Questa la dimensione della minuscola imbarcazione a vela con cui ho deciso di affrontare il Canale Beagle, a Ushuaia, la fin del Mundo.
Quattro passeggeri più uno skipper-narratore. Questo era tutto l’equipaggio della Santa Maria. Indossiamo la cerata gialla, una taglia troppo grande anche per una persona alta due metri. E subito mi immagino un passato da cacciatore di mare, pronto alla lotta quotidiana con le scure onde di queste parti. Perché qui il mare è nero petrolio, un blu profondo e gelido. Ce lo conferma anche il nostro giovane skipper: “Se cadete in acqua, avrete circa 4 minuti prima di morire assiderati“. Come non pensare a Jack su quella tavola di legno mentre il Titanic affonda maestosamente alle sue spalle.

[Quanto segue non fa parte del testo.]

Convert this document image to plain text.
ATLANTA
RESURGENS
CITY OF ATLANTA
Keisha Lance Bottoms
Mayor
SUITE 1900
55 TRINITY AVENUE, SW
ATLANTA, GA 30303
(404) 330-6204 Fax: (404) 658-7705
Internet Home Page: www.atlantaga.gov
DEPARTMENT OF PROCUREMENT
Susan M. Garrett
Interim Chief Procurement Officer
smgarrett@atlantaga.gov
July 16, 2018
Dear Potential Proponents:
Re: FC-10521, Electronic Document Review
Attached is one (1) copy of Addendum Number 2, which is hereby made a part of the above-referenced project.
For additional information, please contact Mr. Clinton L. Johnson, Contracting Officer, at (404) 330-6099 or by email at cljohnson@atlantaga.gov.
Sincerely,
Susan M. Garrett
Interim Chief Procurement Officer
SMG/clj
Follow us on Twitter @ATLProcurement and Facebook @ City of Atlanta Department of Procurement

Un’esperienza unica, un’emozione indelebile: essere alla fine del mondo (e lo percepisci proprio che lì davanti, poi, non c’è più nulla), su un guscio di noce che arranca tra nuvole e onde che giocano a poker.
I tour, qui a Ushuaia − la città più australe del mondo − sono tantissimi. C’è solo da decidere il percorso, il mezzo e il budget.
Si può andare alla Pingüinera e passare un paio d’ore circondati dai pinguini; oppure visitare il Parque Nacional Tierra del Fuego. O ancora arrivare al faro conosciuto come Fin del Mundo nel canale Beagle o alla Isla de Los Lobos, l’isola dei leoni marini.
Ushuaia
Ushuaia non ha più nulla di quell’avamposto che la mia immaginazione custodiva nell’ignoranza. Lo percepisci fin dall’arrivo in aeroporto: un edificio completamente in legno che sembra più scandinavo che argentino. E già il fatto che ci si arrivi con un volo di linea, poteva esser un indizio. Anche le case non sono più quelle di un tempo: popolate da turisti, nascondono ogni comodità della nostra epoca.
Nonostante questo − o proprio per questo − Ushuaia è un posto da visitare.
Per la bellezza della natura.
Per la contaminazione umana che evolve e non si ferma mai.
Per quella sensazione, forte e precisa, di esser davvero alla fine del mondo.